Port of Puffins and Star Wars
By Anita Rao-kashi | Published: 27th January 2018 10:00 PM |
In the Southwestern coast of Ireland, the road snakes through undulating landscape, skirting grassy mounds, lush green hillocks and dewy meadows speckled with cows. The sea presents occasional glimpses, from between valleys and stunning vantage points. But every once in a while, the road dips sharply and sweeps into a little seaside village straight out of a picture book. Portmagee in the Iveragh peninsula is one such place.
As much as it is achingly beautiful, Portmagee also seems so tiny that it appears to end even before it begins. In fact, the main road lined with lovely little houses and buildings on one side and the harbour on the other, is pretty much all there is to Portmagee, though a closer look will reveal a few parallel streets and some houses scattered a bit further on. However, it is the main road that is where all the action is in the village. A walk up and down the street is unlikely to take much time but what it lacks in quantity, it amply makes up in quality.
Towards the top end of the street is a bright red building, which houses a 25-year-old boutique hotel with charming rooms providing panoramic views of the harbour, the sea and Valentia Island located just across the water. On either side sit buildings in bright pink, yellow, buttery cream and blue, making a rather striking picture. There’s a restaurant, a souvenir shop, and a café, with windows dressed in lovely curtains and pots of colourful flowers. It all seems far too idyllic, like something out of a movie set for a feel-good romantic movie.
The picture is rather difficult to reconcile with the fact that it is named after Captain Theobald Magee, a notorious 18th century smuggler who made his fortune through smuggling liquor, tobacco, tea and textiles. He died under suspicious circumstances but that didn’t deter his widow and sons from continuing with the family business.
As much as Portmagee’s history is colourful, it occupies a rather important position. It is the main stop on the famous Wild Atlantic Way—a 2500-km diving route hugging Ireland’s west coast. It is the starting point for the trip to Skellig Michael, a tiny, rugged and almost hostile island, which is home to an Augustine Christian monastic settlement built between the sixth and eighth centuries. Built across the steep sides of rocky island, the settlement can be reached by a set of 600 stone steps.
Still visible today are a plethora of ruined structures, including living quarters, storerooms, a chapel and a graveyard. The location was chosen because of its inaccessibility and to withstand Viking attacks. The whole place was abandoned in the 12th century and is home to colonies of puffins. More importantly, it has served as a location for scenes from the latest movie, Star Wars: The Last Jedi, which has shot it into prominence all over again.
However, trips to the island are heavily restricted and predicated by weather.

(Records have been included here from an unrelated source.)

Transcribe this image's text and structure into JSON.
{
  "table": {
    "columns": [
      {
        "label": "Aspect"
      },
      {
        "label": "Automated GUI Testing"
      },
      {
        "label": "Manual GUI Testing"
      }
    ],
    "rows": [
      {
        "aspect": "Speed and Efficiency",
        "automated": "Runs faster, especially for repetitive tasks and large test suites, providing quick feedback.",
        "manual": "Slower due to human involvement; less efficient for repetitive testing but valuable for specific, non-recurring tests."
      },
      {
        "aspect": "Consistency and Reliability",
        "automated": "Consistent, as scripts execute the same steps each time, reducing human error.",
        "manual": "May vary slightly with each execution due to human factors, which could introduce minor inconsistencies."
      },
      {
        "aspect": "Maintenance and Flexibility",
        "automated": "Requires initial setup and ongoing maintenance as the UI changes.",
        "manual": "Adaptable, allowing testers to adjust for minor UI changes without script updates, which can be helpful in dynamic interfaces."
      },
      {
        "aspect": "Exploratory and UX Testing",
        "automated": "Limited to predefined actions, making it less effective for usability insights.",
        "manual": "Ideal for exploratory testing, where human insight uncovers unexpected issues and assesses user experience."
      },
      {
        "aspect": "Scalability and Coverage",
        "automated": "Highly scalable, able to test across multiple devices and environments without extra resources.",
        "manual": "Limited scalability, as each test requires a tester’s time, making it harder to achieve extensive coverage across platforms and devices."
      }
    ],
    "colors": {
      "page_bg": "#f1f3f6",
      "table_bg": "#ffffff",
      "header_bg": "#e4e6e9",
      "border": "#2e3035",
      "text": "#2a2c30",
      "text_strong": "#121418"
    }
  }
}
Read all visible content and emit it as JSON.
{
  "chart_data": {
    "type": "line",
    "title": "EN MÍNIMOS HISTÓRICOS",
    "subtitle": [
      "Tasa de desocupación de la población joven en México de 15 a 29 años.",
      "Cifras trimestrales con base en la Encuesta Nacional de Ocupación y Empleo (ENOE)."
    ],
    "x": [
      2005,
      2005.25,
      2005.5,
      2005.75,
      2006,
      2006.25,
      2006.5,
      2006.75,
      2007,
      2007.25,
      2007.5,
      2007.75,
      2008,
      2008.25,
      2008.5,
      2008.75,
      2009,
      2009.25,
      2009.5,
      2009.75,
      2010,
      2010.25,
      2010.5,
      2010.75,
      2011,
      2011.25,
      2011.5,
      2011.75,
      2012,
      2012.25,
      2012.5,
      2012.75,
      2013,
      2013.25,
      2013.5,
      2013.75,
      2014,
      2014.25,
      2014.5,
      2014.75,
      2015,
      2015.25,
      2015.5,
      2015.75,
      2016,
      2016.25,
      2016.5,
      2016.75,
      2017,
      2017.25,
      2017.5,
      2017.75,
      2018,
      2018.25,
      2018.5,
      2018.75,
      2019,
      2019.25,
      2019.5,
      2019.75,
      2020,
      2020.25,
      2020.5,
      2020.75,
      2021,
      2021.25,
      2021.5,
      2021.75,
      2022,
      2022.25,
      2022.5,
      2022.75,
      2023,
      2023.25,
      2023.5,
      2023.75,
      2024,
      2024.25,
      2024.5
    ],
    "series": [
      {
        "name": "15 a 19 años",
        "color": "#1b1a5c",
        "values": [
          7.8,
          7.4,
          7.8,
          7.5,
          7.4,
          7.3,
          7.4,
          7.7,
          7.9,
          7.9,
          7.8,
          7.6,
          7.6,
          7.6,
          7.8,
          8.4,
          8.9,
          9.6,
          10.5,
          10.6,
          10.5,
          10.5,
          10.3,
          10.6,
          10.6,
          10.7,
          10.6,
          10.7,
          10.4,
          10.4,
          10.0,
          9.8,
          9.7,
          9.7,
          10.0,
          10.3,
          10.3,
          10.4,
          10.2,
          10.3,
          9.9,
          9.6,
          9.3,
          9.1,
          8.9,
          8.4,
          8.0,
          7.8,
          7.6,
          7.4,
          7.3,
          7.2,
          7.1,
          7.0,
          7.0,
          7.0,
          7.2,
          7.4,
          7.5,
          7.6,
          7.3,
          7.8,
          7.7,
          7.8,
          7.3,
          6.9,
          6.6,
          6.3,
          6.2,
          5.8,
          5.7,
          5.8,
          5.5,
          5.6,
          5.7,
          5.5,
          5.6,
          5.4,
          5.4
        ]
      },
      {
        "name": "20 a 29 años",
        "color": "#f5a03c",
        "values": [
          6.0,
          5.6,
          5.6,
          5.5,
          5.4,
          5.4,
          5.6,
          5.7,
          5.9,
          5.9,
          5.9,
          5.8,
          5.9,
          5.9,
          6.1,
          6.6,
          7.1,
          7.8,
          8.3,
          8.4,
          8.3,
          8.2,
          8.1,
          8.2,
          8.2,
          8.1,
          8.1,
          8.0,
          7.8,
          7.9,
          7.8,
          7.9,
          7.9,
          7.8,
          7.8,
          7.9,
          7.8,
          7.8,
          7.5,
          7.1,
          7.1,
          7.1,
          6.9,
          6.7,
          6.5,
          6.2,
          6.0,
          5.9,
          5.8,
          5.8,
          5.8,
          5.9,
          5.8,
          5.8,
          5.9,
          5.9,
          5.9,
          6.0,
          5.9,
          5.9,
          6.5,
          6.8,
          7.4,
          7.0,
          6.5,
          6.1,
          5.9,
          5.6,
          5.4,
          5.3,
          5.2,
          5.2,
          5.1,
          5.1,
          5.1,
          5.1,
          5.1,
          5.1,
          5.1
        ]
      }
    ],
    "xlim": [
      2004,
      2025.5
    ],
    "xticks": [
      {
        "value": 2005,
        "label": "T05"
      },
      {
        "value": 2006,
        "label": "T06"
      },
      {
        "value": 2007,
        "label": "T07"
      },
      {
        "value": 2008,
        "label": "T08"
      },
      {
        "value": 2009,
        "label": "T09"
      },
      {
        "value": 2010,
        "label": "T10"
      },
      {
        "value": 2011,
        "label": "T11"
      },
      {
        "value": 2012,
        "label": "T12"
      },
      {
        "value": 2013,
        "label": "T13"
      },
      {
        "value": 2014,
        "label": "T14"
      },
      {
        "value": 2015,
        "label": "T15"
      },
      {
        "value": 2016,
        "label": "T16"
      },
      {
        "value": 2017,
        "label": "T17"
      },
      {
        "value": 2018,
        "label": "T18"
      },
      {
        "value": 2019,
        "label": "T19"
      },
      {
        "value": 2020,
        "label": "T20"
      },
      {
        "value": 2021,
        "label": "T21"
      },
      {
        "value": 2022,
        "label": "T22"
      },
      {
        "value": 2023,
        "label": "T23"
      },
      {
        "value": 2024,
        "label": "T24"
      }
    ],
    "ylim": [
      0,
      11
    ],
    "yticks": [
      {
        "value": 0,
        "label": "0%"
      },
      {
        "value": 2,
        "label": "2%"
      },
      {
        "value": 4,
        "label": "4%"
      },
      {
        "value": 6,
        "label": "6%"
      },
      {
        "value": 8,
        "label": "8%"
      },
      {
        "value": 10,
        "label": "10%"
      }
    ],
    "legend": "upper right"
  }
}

If weather is unsuitable for Skellig Michael, a visit to the Kerry Bog Village Museum in Glenbeigh (45 km) might be an alternative. Entering it might seem like stepping back in time as the model village is designed to depict life in the 18th century Ireland. This part of Ireland has plenty of bogs—wetland that accumulates peat, which is a good source of fuel, and village life revolved around it.
The museum has recreated this aspect as an educational tool, and it is fascinating to learn how people lived and worked. There are recreated thatched houses, one of them was even transported from an original village. There’s also demonstration of how peat is extracted, and various farm implements are on display. Adding a rather lovely touch to the place is the presence of actual bog ponies in a huge meadow and Irish wolfhounds, both essential to village and farm life.
Fascinating as the village is, it is also a relief to step back into reality and head back to Portmagee for the evening for another spectacular sight. As the sun begins to set, it bathes everything in golden orange and Portmagee looks almost ethereal. As last impressions go, that’s quite a striking one.
Factfile Portmagee is on Ireland’s
Southwest Coast in County Kerry, about 160 km west of Cork. How to reach: Fly to Cork via transit in Europe or London. Take a bus or hire a car for the three-hour scenic drive to Portmagee. Where to go: Skellig Michael—a tiny, rugged and almost hostile island, and Kerry Bog Village Museum in Glenbeigh.